Agent skills today are hand-crafted, generated one-shot, or evolved through loosely controlled self-revision, none of which behaves like a deep-learning optimizer for the skill, and none of which reliably improves over its starting point under feedback. We argue the skill should instead be trained as the external state of a frozen agent, with the same discipline that makes weight-space optimization reproducible. SkillOpt is, to our knowledge, the first systematic controllable text-space optimizer for agent skills: a separate optimizer model turns scored rollouts into bounded add/delete/replace edits on a single skill document, and an edit is accepted only when it strictly improves a held-out validation score. A textual learning-rate budget, rejected-edit buffer, and epoch-wise slow/meta update make skill training stable while adding zero inference-time model calls at deployment.
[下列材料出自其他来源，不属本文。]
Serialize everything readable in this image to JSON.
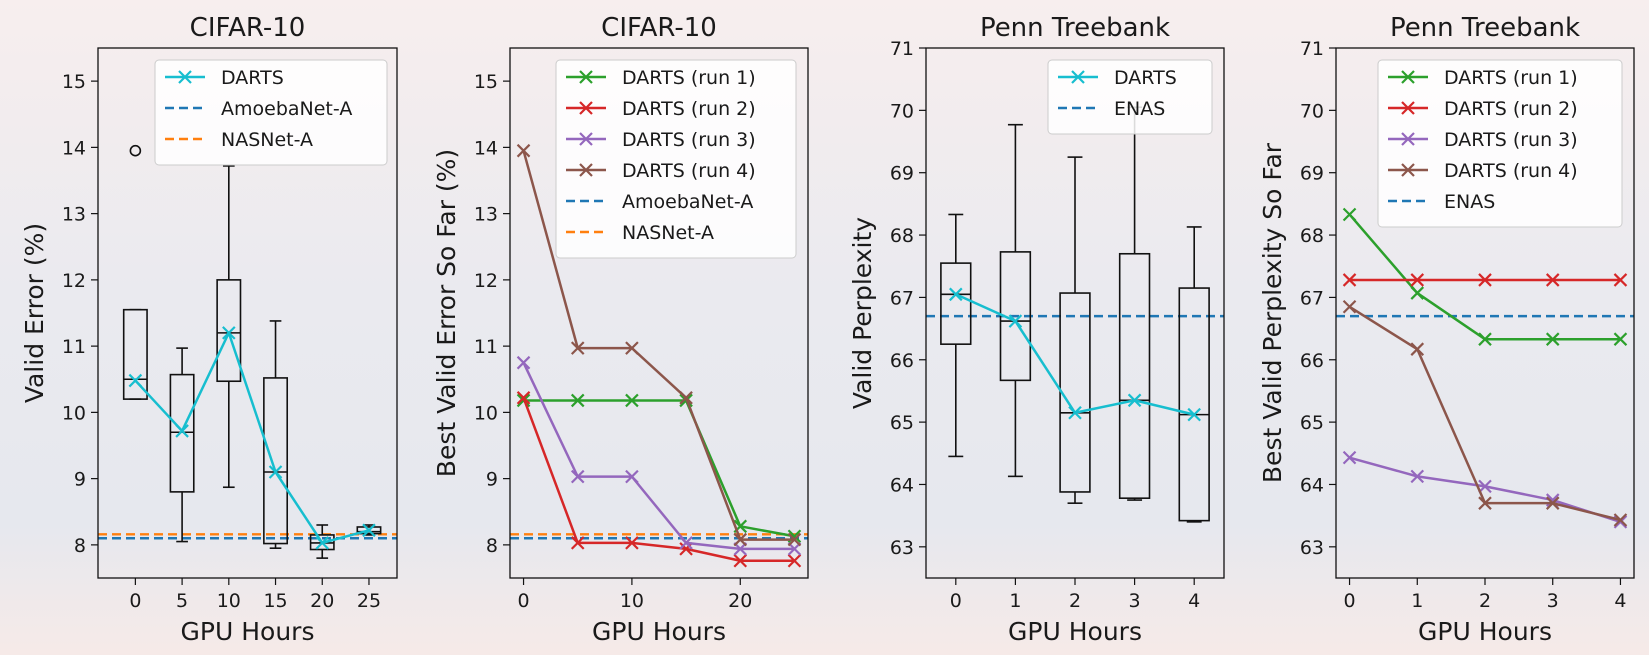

Across six benchmarks, seven target models, and three execution harnesses (direct chat, Codex, Claude Code), SkillOpt is best or tied on all 52 evaluated (model, benchmark, harness) cells and beats every per-cell competitor among human, one-shot LLM, Trace2Skill, TextGrad, GEPA, and EvoSkill skills. On GPT-5.5 it lifts the average no-skill accuracy by +23.5 points in direct chat, by +24.8 inside the Codex agentic loop, and by +19.1 inside Claude Code. Transfer experiments further show that optimized skill artifacts retain value when moved across model scales, between Codex and Claude Code execution environments, and to a nearby math benchmark without further optimization.